The Figure 8 Knot is one of the most useful, and widely used knots in climbing. By climbing, in this case, I mean rock climbing, ice climbing and alpine climbing- and some of the utility in these disciplines ( and some of the dangers ) we can apply to, or be aware of and avoid, in arboriculture.
Oh, and BTW, that rope (my new SRT Rope) is the Yale Kernmaster Safari 11mm rope. It is a stunning looking rope, and ties like a 16 strand!
In fact, you could argue that the quality of the Figure 8 is a rather strange one in that it has, in varying (and similar uses) acted as both a life-saver and a life-taker.
FIGURE 8 THE STANDARD CLIMBING TIE-IN
If you’ve ever been to a rock gym, and checked out the knot on all those auto-belay and top rope setups, there is almost always a Figure-8, pre-tied, on the hanging ropes. It’s convenient, right? You’re half-way there, because a retraced Figure 8 through your belay loop is the standard climbing knot. Some people use the ‘Bow line with a Yosemite Finish’ or a variation of that, especially if taking long falls (where they Figure 8 tends to bind up very tightly), but, for the most part, the Figure 8 is the standard.
There are good reasons. It is easy to tie, easy to retrace an existing Figure 8, easy to inspect, and requires a little half-hitch to make safe and secure. Figure 8’s are used elsewhere in climbing. You might also see a ‘Figure 8 on a bite’ at the top of a pitch, where it has been tied with cordelette for an anchor, but the two instances that I feel that are applicable to arboriculture is a Figure 8 knot at the terminating end of your climbing rope, and as a means of tying two ropes together.

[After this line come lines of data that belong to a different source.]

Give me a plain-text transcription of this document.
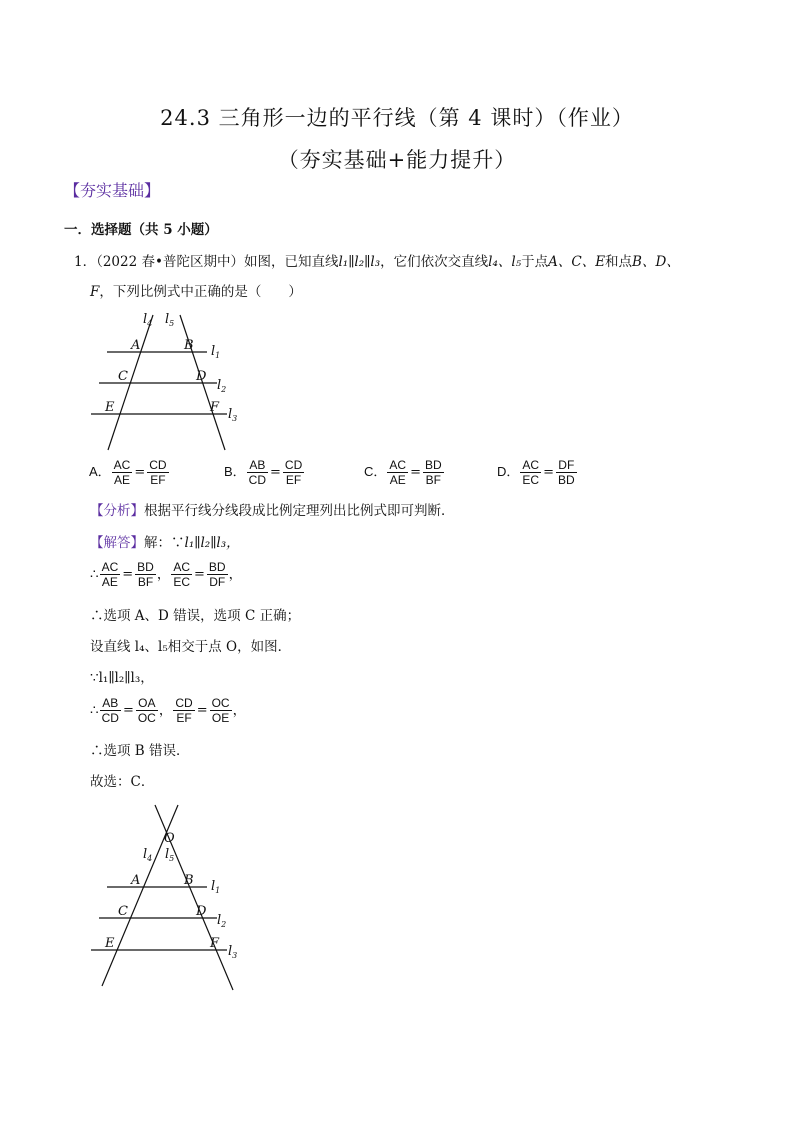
24.3 三角形一边的平行线（第 4 课时）（作业）
（夯实基础+能力提升）
【夯实基础】
一．选择题（共 5 小题）
1．（2022 春•普陀区期中）如图，已知直线l₁∥l₂∥l₃，它们依次交直线l₄、l₅于点A、C、E和点B、D、
F，下列比例式中正确的是（　　）
$l_4$ $l_5$
A	B $l_1$
C	D
$l_2$
E	F $l_3$
A． $\frac{AC}{AE} = \frac{CD}{EF}$	B． $\frac{AB}{CD} = \frac{CD}{EF}$	C． $\frac{AC}{AE} = \frac{BD}{BF}$	D． $\frac{AC}{EC} = \frac{DF}{BD}$
【分析】根据平行线分线段成比例定理列出比例式即可判断．
【解答】解：∵l₁∥l₂∥l₃，
∴ $\frac{AC}{AE} = \frac{BD}{BF}$ ， $\frac{AC}{EC} = \frac{BD}{DF}$ ，
∴选项 A、D 错误，选项 C 正确；
设直线 l₄、l₅相交于点 O，如图．
∵l₁∥l₂∥l₃，
∴ $\frac{AB}{CD} = \frac{OA}{OC}$ ， $\frac{CD}{EF} = \frac{OC}{OE}$ ，
∴选项 B 错误．
故选：C．
O
$l_4$ $l_5$
A	B $l_1$
C	D
$l_2$
E	F
$l_3$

FIGURE 8 AS AN END OF LINE KNOT
This is where a figure 8 shines, and I’ll give an personal anecdote for this one. A few winters ago I was ‘doing ice climbing training laps‘ on a tree on our folkses’ woodlot. This is actually good training, because with spurs, you’re actually slightly overhanging, and you get a really good pump. It damages the tree, of course, but this tree had already been earmarked for some bush bridges we were building over the Creek. It was quite windy, and I was practicing climbing a single red pine, with Ice Tools, but using our DdRT as a safety. I had finished my last lap, quite exhausted, and decided, rather than lower, I would rappel. I like to rappel when I can, just to repeat a system that I wouldn’t otherwise use EVERYDAY, and so I tied myself off, untied my DdRT system, and then began paying rope out, to the ground. I had maybe let down five or six arm-lengths of rope when a gust caught the tree and blew me out of my spurs.
That was where I lost concentration. I’d been training pretty hard, and was tired, and wanted to get out of the cold for some grub.
All bad excuses.
I proceeded to tie into my rappel system (a Pirhana with autoblock) on the double rope, and began to rappel. So, there I was, some 50 feet up or so, rappelling on a double rope. I hadn’t ensured both ends of the rope touched the ground. I hadn’t tied a back up. The short end had only been lowered 10 feet or so.
A 40 foot screamer… almost.
I got lucky. I felt the rope go through the autoblock and cinched down. Luckily I had two hands below the Pirhana, and not one below (at the autblock) and one above (for balance) like I often do. Panic set in, but my death grip held while I managed to swing back to the trunk, set my spurs, and finally, once again, start breathing.
Now, when I switch over to rappel, I ALWAYS tie a Figure 8 terminating knot in the line I’m lowering. I visually, as a drill, ensure that both ends of the rope are touching the ground. In the rope bag, the line is terminated with a Figure 8.
HERE’S THE KICKER, THOUGH
Don’t join two ropes with a retraced Figure 8. This kills lots of guys. I was rappelling off an ice climb, back in the day, when the party that was ahead of us (on the rappel), two brothers, were rappelling off two ropes joined by a Figure 8. The first brother rappelled, without incident. When the second brother started to rappel- a 60 meter length, the knot rolled. My climbing partner, quick-thinking as he was, grasped the rope ends. The Figure 8 might NOT have rolled undone… but it might have. Quick-thinking may have saved a friends life.
For combining two lines, whether on a long rappel, rock, ice, alpine or tree climbing, the European Death Knot (a misnomer, if ever there was one) is the knot of choice. It’s simply an overhand with two ropes, but it is small, easy to untied, and it’s tendency to pull ‘flat-end-down’ means it’s less likely to catch.
So, what I’d say is…. Figure 8’s are great for backing up ropes- and we should always tie off our line ends. ALWAYS. But, don’t use them for combining two lines, and especially for any life-critical tasks. They can unroll. Use the EDK.